The police raid on unsuspecting Occupy Wall Street protesters at Zuccotti Park early Tuesday morning was a disturbing sight. Cops in riot gear smashed tents, arrested groggy protesters from the park, confiscated possessions and books from the People’s Library (although we have confirmed that the materials are safe) and even brought in bulldozers to rid Zuccotti of the movement’s micro-city. Although protesters have returned to re-occupy their space, they will no longer be allowed to bring tents or sleeping bags into the park according to a New York Supreme Court ruling on Tuesday. With the symbolic and physical base of the movement under threat, everyone is asking: What is next for Occupy Wall Street?
When raids hit and the powers that be try to reassert their influence, the movement pushes back even harder. Today, Occupy Wall Street plans to do just that with a day of direct actions to celebrate the two-month anniversary of when members first converged on Zuccotti Park.
For the event, #N17 Mass Day of Action, protesters plan to shut down Wall Street in the morning and share stories in front of the Stock Exchange, occupy several subway lines and finally march to Foley Square. There are also marches scheduled in other Occupied US cities like LA and Boston and an international general strike of university students planned in cities in Spain, Belgium and Germany.
I reached out to the Arts and Culture group to see what type of actions they might have planned, but haven’t received a response yet. There was some talk on the Google group of erecting a 99% sculpture created by artist Kate Raudenbush in Zuccotti Park, maybe to rival the Mark di Suvero sculpture that has received a lot of attention from OWS lately. Di Suvero has not yet responded to the movement’s letter they sent out last week, asking the artist-activist to make a public statement against the barricades blocking his sculpture. Some members of Arts and Culture are not happy about the artist’s continued silence, especially after the raid.
If all goes to plan, #N17 will prove that OWS is not disbanding anytime soon despite attacks on the movement’s cohesion. Yet, as the raid brings up questions on what the future of this movement will look like and how successful it can continue to be, it might be time for OWS to pick and chose who they want to place pressure on.
What is needed now is not just mass actions, but also specified actions that target the institutions and corporations involved in foul play. When businesses and corporations realize that consumers are angry and willing to boycott, they quickly clean up their act. We saw a perfect example of this when Bank of America decided to cut their proposed monthly debit card fee after customers expressed their outrage over the plan. OWS of course provided much of the impetus for these complaints and the movement in general has created an increased awareness of bank greed and the power of the populous to call them out on it.
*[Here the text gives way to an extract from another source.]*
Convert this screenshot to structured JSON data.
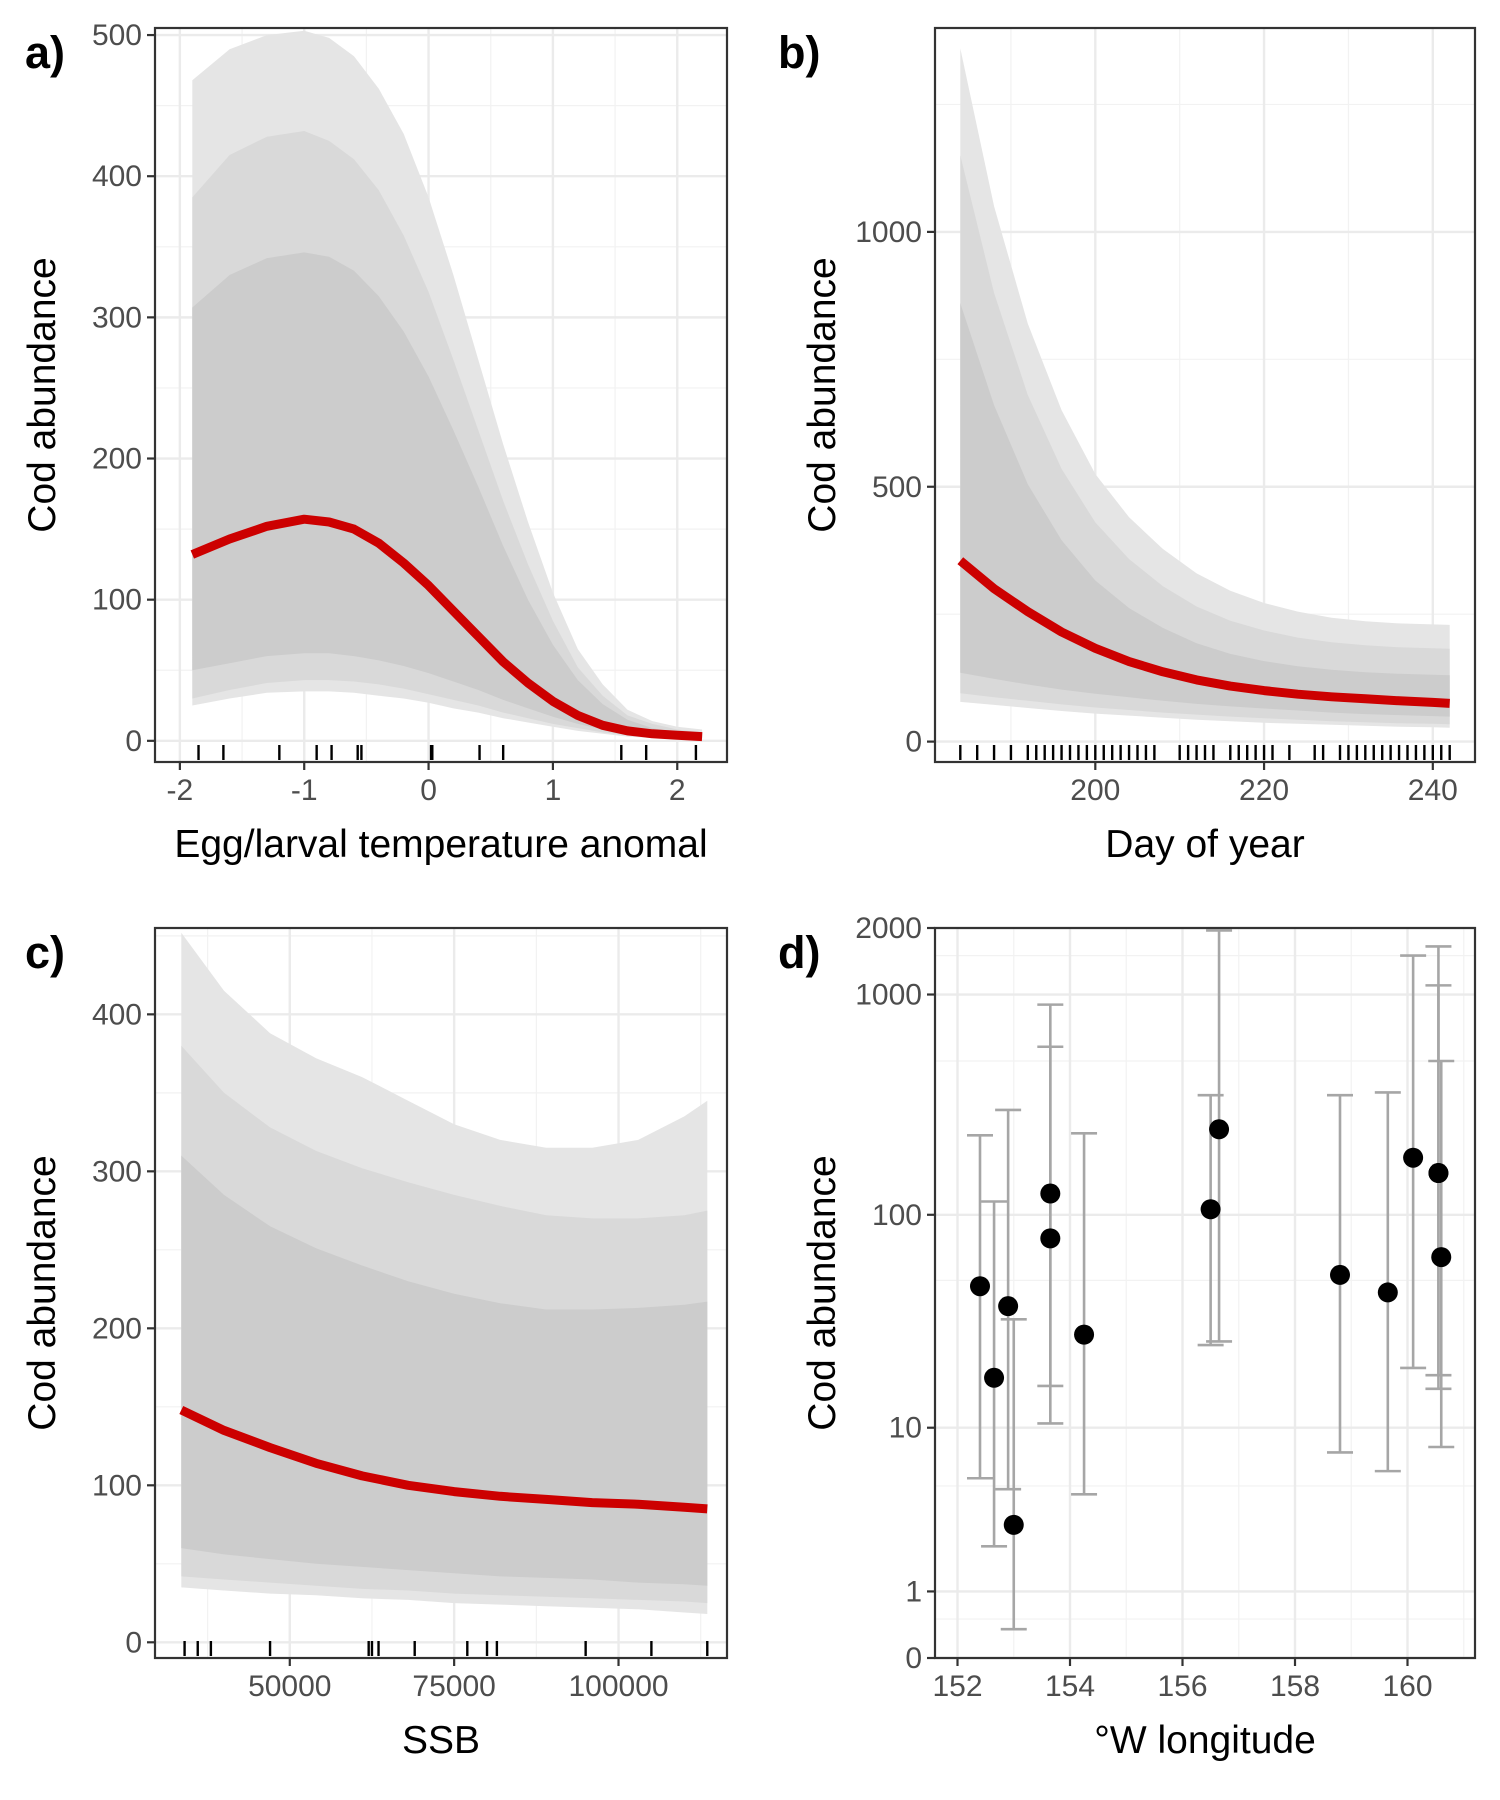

Yet while OWS has spread like wild fire to those who feel a connection to and find a voice within the movement, it has yet to really impact the lives of the 1%. It has yet to really make their discontent and anger felt by those who don’t relate, those who still don’t take the movement seriously and most importantly, the problem institutions who will continue on with business as usual unless they feel threatened. More boycotts and backlash against specific corporations that harm the middle classes will help the movement launch attacks where they will be felt most. Also with the rallying power of OWS, consumer resistance that maybe wasn’t possible before now has a fighting chance.
On an art-related note, the website Occuprint is a reminder that there is still so much left to say and so much left to do. The site, dedicated to the poster art of the global Occupy movement, allows visitors to download posters for free and distribute them however they wish. Its a grassroots action that extends universal ownership and access to the movement. This is the base that OWS has created and that will hopefully continue to thrive, whether or not Zuccotti Park remains at its heart.